Он нерешительно остановился, затем решил: какого черта, ведь он может позвонить Кларе и из дому. Из дому! Если бы у него был дом…
Не дождавшись третьего гудка, он положил трубку, прежде чем кто-либо ответил. Затем почти машинально набрал первые несколько цифр телефона родителей, подумав, нельзя ли ему будет переночевать у них. На этот раз он положил трубку, не закончив набирать номер. Уже давно у него с отцом были напряженные отношения. Мысль о том, чтобы переехать обратно в родительский дом, была слишком тяжела.
Ролли с тряпкой в руке смотрел, как чем-то расстроенный гольфист идет к двери.
– Обращайся, если нужна помощь, – крикнул он вслед Роберту.
– Конечно, старик! Спасибо!
Он решительно пересек автостоянку членов клуба, подходя к своей машине, старой «Ривьере». Хотя он довольно хорошо заботился о ней, «Ривьера» выглядела дешевой развалюхой рядом с «ягуарами», «BMW», «поршами», «мерседесами» и «роллс-ройсами», принадлежащими членам клуба. Конечно, он знал, что не следует судить о людях по машинам, на которых они ездят. Автомобиль – это всего лишь поверхностный материальный символ. Но стареющая «Ривьера» была видимым символом его краха, что-то вроде фатального недостатка его личности.
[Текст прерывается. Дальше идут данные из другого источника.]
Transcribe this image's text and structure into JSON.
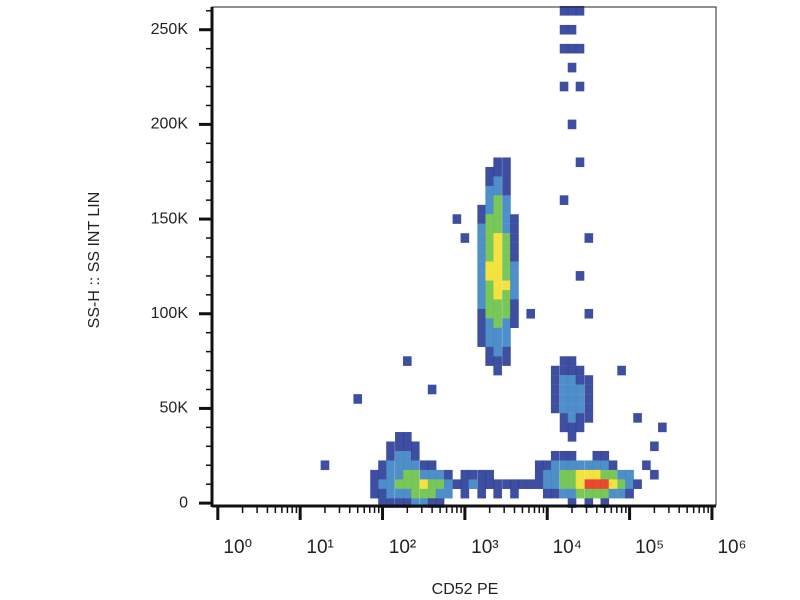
{
  "chart_data": {
    "type": "density",
    "x_label": "CD52 PE",
    "y_label": "SS-H :: SS INT LIN",
    "xscale": "log",
    "xlim": [
      0.85,
      1120000
    ],
    "ylim": [
      -1000,
      262000
    ],
    "xticks": [
      {
        "value": 1,
        "label": "10⁰"
      },
      {
        "value": 10,
        "label": "10¹"
      },
      {
        "value": 100,
        "label": "10²"
      },
      {
        "value": 1000,
        "label": "10³"
      },
      {
        "value": 10000,
        "label": "10⁴"
      },
      {
        "value": 100000,
        "label": "10⁵"
      },
      {
        "value": 1000000,
        "label": "10⁶"
      }
    ],
    "xminorticks": [
      2,
      3,
      4,
      5,
      6,
      7,
      8,
      9,
      20,
      30,
      40,
      50,
      60,
      70,
      80,
      90,
      200,
      300,
      400,
      500,
      600,
      700,
      800,
      900,
      2000,
      3000,
      4000,
      5000,
      6000,
      7000,
      8000,
      9000,
      20000,
      30000,
      40000,
      50000,
      60000,
      70000,
      80000,
      90000,
      200000,
      300000,
      400000,
      500000,
      600000,
      700000,
      800000,
      900000
    ],
    "yticks": [
      0,
      {
        "value": 50000,
        "label": "50K"
      },
      {
        "value": 100000,
        "label": "100K"
      },
      {
        "value": 150000,
        "label": "150K"
      },
      {
        "value": 200000,
        "label": "200K"
      },
      {
        "value": 250000,
        "label": "250K"
      }
    ],
    "yminorticks": [
      10000,
      20000,
      30000,
      40000,
      60000,
      70000,
      80000,
      90000,
      110000,
      120000,
      130000,
      140000,
      160000,
      170000,
      180000,
      190000,
      210000,
      220000,
      230000,
      240000,
      260000
    ],
    "colormap": [
      "#2e3f98",
      "#3f86c6",
      "#6cc24a",
      "#f2e030",
      "#e63a1e"
    ],
    "rows": [
      {
        "y": 260000,
        "x": [
          16000,
          20000,
          25000
        ],
        "density": [
          1,
          1,
          1
        ]
      },
      {
        "y": 250000,
        "x": [
          16000,
          20000
        ],
        "density": [
          1,
          1
        ]
      },
      {
        "y": 240000,
        "x": [
          16000,
          20000,
          25000
        ],
        "density": [
          1,
          1,
          1
        ]
      },
      {
        "y": 230000,
        "x": [
          20000
        ],
        "density": [
          1
        ]
      },
      {
        "y": 220000,
        "x": [
          16000,
          25000
        ],
        "density": [
          1,
          1
        ]
      },
      {
        "y": 200000,
        "x": [
          20000
        ],
        "density": [
          1
        ]
      },
      {
        "y": 180000,
        "x": [
          2500,
          3200,
          25000
        ],
        "density": [
          1,
          1,
          1
        ]
      },
      {
        "y": 175000,
        "x": [
          2000,
          2500,
          3200
        ],
        "density": [
          1,
          1,
          1
        ]
      },
      {
        "y": 170000,
        "x": [
          2000,
          2500,
          3200
        ],
        "density": [
          1,
          2,
          1
        ]
      },
      {
        "y": 165000,
        "x": [
          2000,
          2500,
          3200
        ],
        "density": [
          2,
          2,
          1
        ]
      },
      {
        "y": 160000,
        "x": [
          2000,
          2500,
          3200,
          16000
        ],
        "density": [
          2,
          3,
          2,
          1
        ]
      },
      {
        "y": 155000,
        "x": [
          1600,
          2000,
          2500,
          3200
        ],
        "density": [
          1,
          2,
          3,
          2
        ]
      },
      {
        "y": 150000,
        "x": [
          800,
          1600,
          2000,
          2500,
          3200,
          4000
        ],
        "density": [
          1,
          1,
          3,
          3,
          2,
          1
        ]
      },
      {
        "y": 145000,
        "x": [
          1600,
          2000,
          2500,
          3200,
          4000
        ],
        "density": [
          2,
          3,
          3,
          2,
          1
        ]
      },
      {
        "y": 140000,
        "x": [
          1000,
          1600,
          2000,
          2500,
          3200,
          4000,
          32000
        ],
        "density": [
          1,
          2,
          3,
          4,
          3,
          1,
          1
        ]
      },
      {
        "y": 135000,
        "x": [
          1600,
          2000,
          2500,
          3200,
          4000
        ],
        "density": [
          2,
          3,
          4,
          3,
          1
        ]
      },
      {
        "y": 130000,
        "x": [
          1600,
          2000,
          2500,
          3200,
          4000
        ],
        "density": [
          2,
          3,
          4,
          3,
          1
        ]
      },
      {
        "y": 125000,
        "x": [
          1600,
          2000,
          2500,
          3200,
          4000
        ],
        "density": [
          2,
          4,
          4,
          3,
          2
        ]
      },
      {
        "y": 120000,
        "x": [
          1600,
          2000,
          2500,
          3200,
          4000,
          25000
        ],
        "density": [
          2,
          4,
          4,
          3,
          2,
          1
        ]
      },
      {
        "y": 115000,
        "x": [
          1600,
          2000,
          2500,
          3200,
          4000
        ],
        "density": [
          2,
          3,
          4,
          4,
          2
        ]
      },
      {
        "y": 110000,
        "x": [
          1600,
          2000,
          2500,
          3200,
          4000
        ],
        "density": [
          2,
          3,
          4,
          3,
          2
        ]
      },
      {
        "y": 105000,
        "x": [
          1600,
          2000,
          2500,
          3200,
          4000
        ],
        "density": [
          2,
          3,
          3,
          3,
          1
        ]
      },
      {
        "y": 100000,
        "x": [
          1600,
          2000,
          2500,
          3200,
          4000,
          6300,
          32000
        ],
        "density": [
          1,
          3,
          3,
          3,
          1,
          1,
          1
        ]
      },
      {
        "y": 95000,
        "x": [
          1600,
          2000,
          2500,
          3200,
          4000
        ],
        "density": [
          1,
          2,
          3,
          2,
          1
        ]
      },
      {
        "y": 90000,
        "x": [
          1600,
          2000,
          2500,
          3200
        ],
        "density": [
          1,
          2,
          2,
          2
        ]
      },
      {
        "y": 85000,
        "x": [
          1600,
          2000,
          2500,
          3200
        ],
        "density": [
          1,
          2,
          2,
          2
        ]
      },
      {
        "y": 80000,
        "x": [
          2000,
          2500,
          3200
        ],
        "density": [
          1,
          2,
          1
        ]
      },
      {
        "y": 75000,
        "x": [
          200,
          2000,
          2500,
          3200,
          16000,
          20000
        ],
        "density": [
          1,
          1,
          1,
          1,
          1,
          1
        ]
      },
      {
        "y": 70000,
        "x": [
          2500,
          12500,
          16000,
          20000,
          25000,
          80000
        ],
        "density": [
          1,
          1,
          1,
          1,
          1,
          1
        ]
      },
      {
        "y": 65000,
        "x": [
          12500,
          16000,
          20000,
          25000,
          32000
        ],
        "density": [
          1,
          2,
          2,
          1,
          1
        ]
      },
      {
        "y": 60000,
        "x": [
          400,
          12500,
          16000,
          20000,
          25000,
          32000
        ],
        "density": [
          1,
          1,
          2,
          2,
          2,
          1
        ]
      },
      {
        "y": 55000,
        "x": [
          50,
          12500,
          16000,
          20000,
          25000,
          32000
        ],
        "density": [
          1,
          1,
          2,
          2,
          2,
          1
        ]
      },
      {
        "y": 50000,
        "x": [
          12500,
          16000,
          20000,
          25000,
          32000
        ],
        "density": [
          1,
          2,
          2,
          2,
          1
        ]
      },
      {
        "y": 45000,
        "x": [
          16000,
          20000,
          25000,
          32000,
          125000
        ],
        "density": [
          1,
          2,
          1,
          1,
          1
        ]
      },
      {
        "y": 40000,
        "x": [
          16000,
          20000,
          25000,
          250000
        ],
        "density": [
          1,
          1,
          1,
          1
        ]
      },
      {
        "y": 35000,
        "x": [
          160,
          200,
          20000
        ],
        "density": [
          1,
          1,
          1
        ]
      },
      {
        "y": 30000,
        "x": [
          125,
          160,
          200,
          250,
          200000
        ],
        "density": [
          1,
          1,
          1,
          1,
          1
        ]
      },
      {
        "y": 25000,
        "x": [
          125,
          160,
          200,
          250,
          12500,
          16000,
          20000,
          40000,
          50000
        ],
        "density": [
          1,
          2,
          2,
          1,
          1,
          1,
          1,
          1,
          1
        ]
      },
      {
        "y": 20000,
        "x": [
          20,
          100,
          125,
          160,
          200,
          250,
          320,
          400,
          8000,
          10000,
          12500,
          16000,
          20000,
          25000,
          32000,
          40000,
          50000,
          63000,
          160000
        ],
        "density": [
          1,
          1,
          2,
          2,
          2,
          2,
          1,
          1,
          1,
          1,
          2,
          2,
          2,
          2,
          2,
          2,
          2,
          1,
          1
        ]
      },
      {
        "y": 15000,
        "x": [
          80,
          100,
          125,
          160,
          200,
          250,
          320,
          400,
          500,
          630,
          1000,
          1250,
          1600,
          2000,
          8000,
          10000,
          12500,
          16000,
          20000,
          25000,
          32000,
          40000,
          50000,
          63000,
          80000,
          100000,
          200000
        ],
        "density": [
          1,
          1,
          2,
          2,
          3,
          3,
          2,
          2,
          2,
          1,
          1,
          1,
          1,
          1,
          1,
          2,
          2,
          3,
          3,
          4,
          4,
          4,
          3,
          3,
          2,
          2,
          1
        ]
      },
      {
        "y": 10000,
        "x": [
          80,
          100,
          125,
          160,
          200,
          250,
          320,
          400,
          500,
          630,
          800,
          1000,
          1250,
          1600,
          2000,
          2500,
          3200,
          4000,
          5000,
          6300,
          8000,
          10000,
          12500,
          16000,
          20000,
          25000,
          32000,
          40000,
          50000,
          63000,
          80000,
          100000,
          125000
        ],
        "density": [
          1,
          2,
          2,
          3,
          3,
          3,
          4,
          3,
          3,
          2,
          1,
          1,
          2,
          1,
          1,
          1,
          1,
          1,
          1,
          1,
          1,
          2,
          2,
          3,
          3,
          4,
          5,
          5,
          5,
          4,
          3,
          2,
          1
        ]
      },
      {
        "y": 5000,
        "x": [
          80,
          100,
          125,
          160,
          200,
          250,
          320,
          400,
          500,
          630,
          1000,
          1600,
          2500,
          4000,
          10000,
          12500,
          16000,
          20000,
          25000,
          32000,
          40000,
          50000,
          63000,
          80000,
          100000
        ],
        "density": [
          1,
          1,
          2,
          2,
          2,
          3,
          3,
          3,
          2,
          2,
          1,
          1,
          1,
          1,
          1,
          1,
          2,
          2,
          3,
          3,
          3,
          3,
          2,
          2,
          1
        ]
      },
      {
        "y": 0,
        "x": [
          100,
          125,
          160,
          200,
          250,
          320,
          400,
          500,
          20000,
          32000,
          50000
        ],
        "density": [
          1,
          1,
          1,
          1,
          2,
          2,
          1,
          1,
          1,
          1,
          1
        ]
      }
    ]
  }
}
У него не было ни мужества, ни упорства, чтобы делать в своей жизни то, что ему действительно хотелось, и сейчас жизнь наказывала его за это. Оставалось одно: ненавидеть себя за то, чем он стал и чем останется до конца своих дней.
1
ПГА – клуб профессиональных игроков в гольф (США), в который входят инструкторы по гольфу и игроки-профессионалы. – Для удобства все термины, относящиеся к гольфу, разъясняются в сносках, а также приведены в таблице в конце книги. Здесь и далее примечания редактора.
2
Вуд – клюшка с большим основанием; набор вудов: первый, третий и пятый (чем больше размер, тем короче клюшка и тем больше угол наклона ударной поверхности).
3
1 ярд = 91,44 см.
4
Ти – 1) специальная подставка для мяча перед первым ударом; 2) приподнятая площадка перед этой подставкой.
5
1 фут = 30,48 см, 1 дюйм = 2,54 см; таким образом, речь идет о человеке ростом около 188 см.
6
Роберт Редфорд – известный американский киноактер.
7
Кэдди – помощник игрока, который подает клюшки и мячи, может советовать.
8
Кар – машина для передвижения по полю для гольфа.